Sununu Hits Back at Climate Alarmism on HuffPost Live
Look at the data. That’s what former Gov. John Sununu of New Hampshire recently told Huffington Post Live about climate change.
Sununu’s June 15 appearance with HuffPost Live’s Alyona Minkovski was to discuss his new book “The Quiet Man,” which offers an insider’s perspective of George H.W. Bush’s presidency. Sununu served as White House Chief of Staff during that time.
During the interview, Minkovski veered off topic to corner Sununu on global warming, but was obviously unprepared for his answers. She wanted to know how the current GOP’s views on “climate change,” contradict Bush’s environmental decisions. He had supported the Clean Air Amendments of 1990.
He didn’t take the bait and in turn steered the conversation to “data.”
“Where have you been the last eighteen and a half years where there’s been no change in temperatures? There’s been no increase,” Sununu asked her.
Minkovski also brought up the supposed scientific consensus climate alarmists love to cite saying that climate change is real and manmade. He dismissed that before launching into a series of failed predictions.
“About ten years ago they predicted that New York City would be having flooding problems from climate change; it’s not true. They predicted a disastrous situation in terms of Arctic ice and Antarctic ice. That’s not true,” Sununu said. They predicted a disastrous situation in terms of the rise of oceans; it hasn’t happened. So the point is, is that if you really look at the data, you’ll find out that the disastrous situation that they predicted has not occurred.”

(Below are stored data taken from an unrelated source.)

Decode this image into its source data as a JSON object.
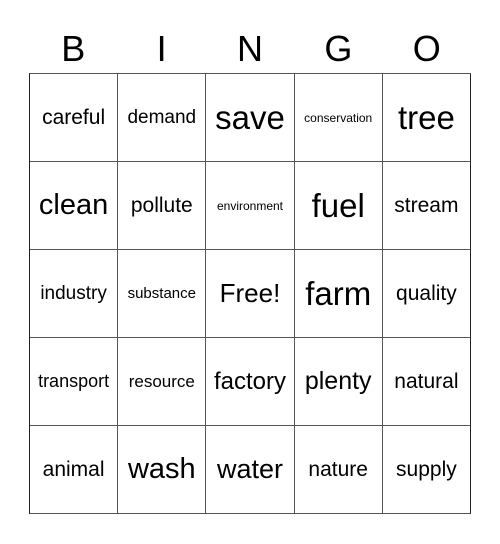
{
  "header": {
    "letters": [
      "B",
      "I",
      "N",
      "G",
      "O"
    ]
  },
  "cells": [
    [
      "careful",
      "demand",
      "save",
      "conservation",
      "tree"
    ],
    [
      "clean",
      "pollute",
      "environment",
      "fuel",
      "stream"
    ],
    [
      "industry",
      "substance",
      "Free!",
      "farm",
      "quality"
    ],
    [
      "transport",
      "resource",
      "factory",
      "plenty",
      "natural"
    ],
    [
      "animal",
      "wash",
      "water",
      "nature",
      "supply"
    ]
  ]
}
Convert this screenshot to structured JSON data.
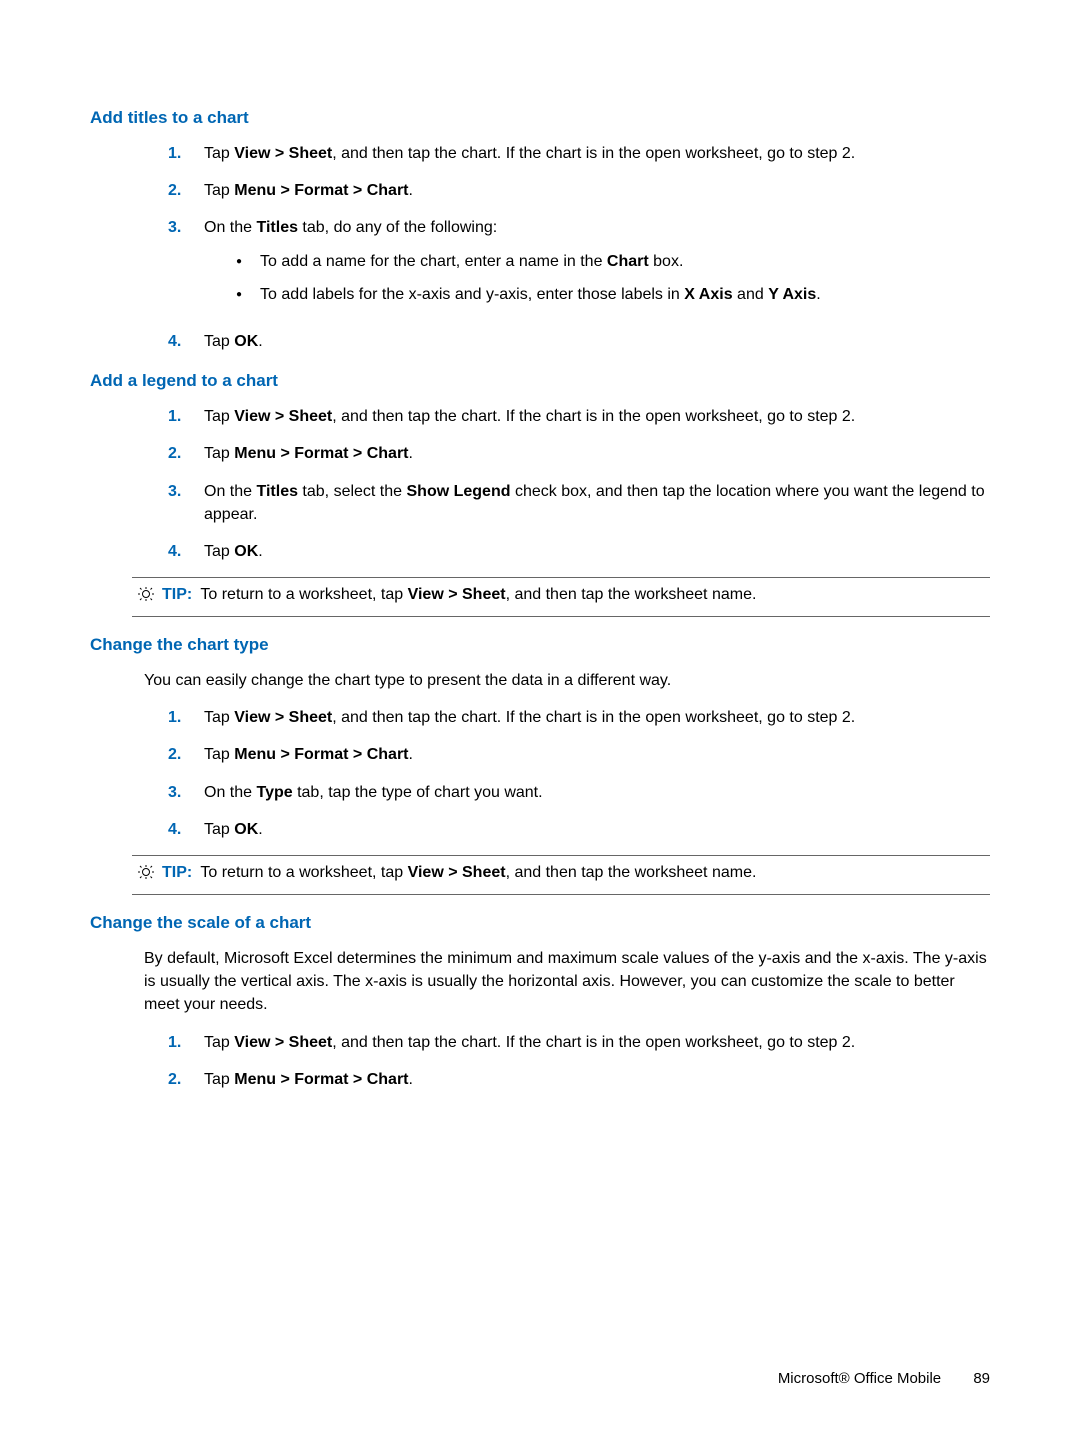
{
  "sections": {
    "add_titles": {
      "heading": "Add titles to a chart",
      "step1_pre": "Tap ",
      "step1_b": "View > Sheet",
      "step1_post": ", and then tap the chart. If the chart is in the open worksheet, go to step 2.",
      "step2_pre": "Tap ",
      "step2_b": "Menu > Format > Chart",
      "step2_post": ".",
      "step3_pre": "On the ",
      "step3_b": "Titles",
      "step3_post": " tab, do any of the following:",
      "bullet1_pre": "To add a name for the chart, enter a name in the ",
      "bullet1_b": "Chart",
      "bullet1_post": " box.",
      "bullet2_pre": "To add labels for the x-axis and y-axis, enter those labels in ",
      "bullet2_b1": "X Axis",
      "bullet2_mid": " and ",
      "bullet2_b2": "Y Axis",
      "bullet2_post": ".",
      "step4_pre": "Tap ",
      "step4_b": "OK",
      "step4_post": "."
    },
    "add_legend": {
      "heading": "Add a legend to a chart",
      "step1_pre": "Tap ",
      "step1_b": "View > Sheet",
      "step1_post": ", and then tap the chart. If the chart is in the open worksheet, go to step 2.",
      "step2_pre": "Tap ",
      "step2_b": "Menu > Format > Chart",
      "step2_post": ".",
      "step3_pre": "On the ",
      "step3_b1": "Titles",
      "step3_mid": " tab, select the ",
      "step3_b2": "Show Legend",
      "step3_post": " check box, and then tap the location where you want the legend to appear.",
      "step4_pre": "Tap ",
      "step4_b": "OK",
      "step4_post": ".",
      "tip_label": "TIP:",
      "tip_pre": "To return to a worksheet, tap ",
      "tip_b": "View > Sheet",
      "tip_post": ", and then tap the worksheet name."
    },
    "change_type": {
      "heading": "Change the chart type",
      "intro": "You can easily change the chart type to present the data in a different way.",
      "step1_pre": "Tap ",
      "step1_b": "View > Sheet",
      "step1_post": ", and then tap the chart. If the chart is in the open worksheet, go to step 2.",
      "step2_pre": "Tap ",
      "step2_b": "Menu > Format > Chart",
      "step2_post": ".",
      "step3_pre": "On the ",
      "step3_b": "Type",
      "step3_post": " tab, tap the type of chart you want.",
      "step4_pre": "Tap ",
      "step4_b": "OK",
      "step4_post": ".",
      "tip_label": "TIP:",
      "tip_pre": "To return to a worksheet, tap ",
      "tip_b": "View > Sheet",
      "tip_post": ", and then tap the worksheet name."
    },
    "change_scale": {
      "heading": "Change the scale of a chart",
      "intro": "By default, Microsoft Excel determines the minimum and maximum scale values of the y-axis and the x-axis. The y-axis is usually the vertical axis. The x-axis is usually the horizontal axis. However, you can customize the scale to better meet your needs.",
      "step1_pre": "Tap ",
      "step1_b": "View > Sheet",
      "step1_post": ", and then tap the chart. If the chart is in the open worksheet, go to step 2.",
      "step2_pre": "Tap ",
      "step2_b": "Menu > Format > Chart",
      "step2_post": "."
    }
  },
  "nums": {
    "one": "1.",
    "two": "2.",
    "three": "3.",
    "four": "4."
  },
  "footer": {
    "title": "Microsoft® Office Mobile",
    "page": "89"
  }
}
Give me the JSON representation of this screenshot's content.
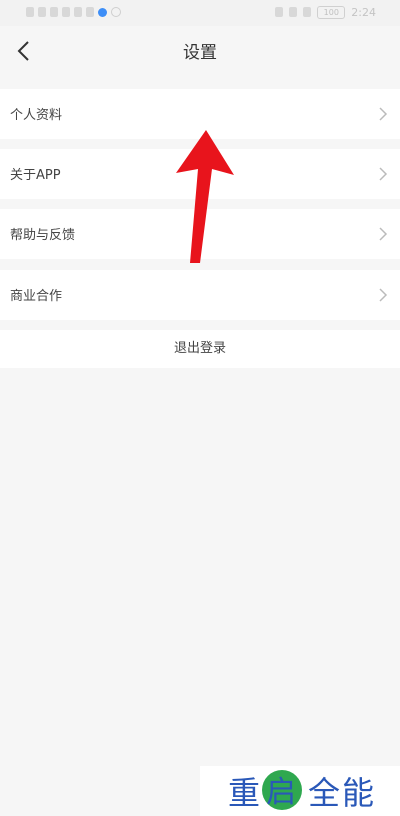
{
  "status_bar": {
    "battery": "100",
    "time": "2:24"
  },
  "nav": {
    "title": "设置"
  },
  "menu": {
    "items": [
      {
        "label": "个人资料"
      },
      {
        "label": "关于APP"
      },
      {
        "label": "帮助与反馈"
      },
      {
        "label": "商业合作"
      }
    ]
  },
  "logout": {
    "label": "退出登录"
  },
  "watermark": {
    "text": "重启全能"
  },
  "colors": {
    "page_bg": "#f6f6f6",
    "row_bg": "#ffffff",
    "annotation_arrow": "#e8141c",
    "watermark_green": "#2fa84f",
    "watermark_blue": "#2a58b8",
    "status_blue": "#3d8ef7"
  },
  "icons": {
    "back": "chevron-left-icon",
    "row_arrow": "chevron-right-icon"
  }
}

When Minkovski retorted that “those who lived through Hurricane Sandy here in the New York and New Jersey areas would beg to differ,” Sununu pointed to worse hurricanes in 1938.
Minkovski kept pushing, until Sununu brought the interview back on track to the subject of Bush’s presidency. Her treatment of climate change on Huffpost Live is in perfect keeping with the climate change story the media have been peddling for many years.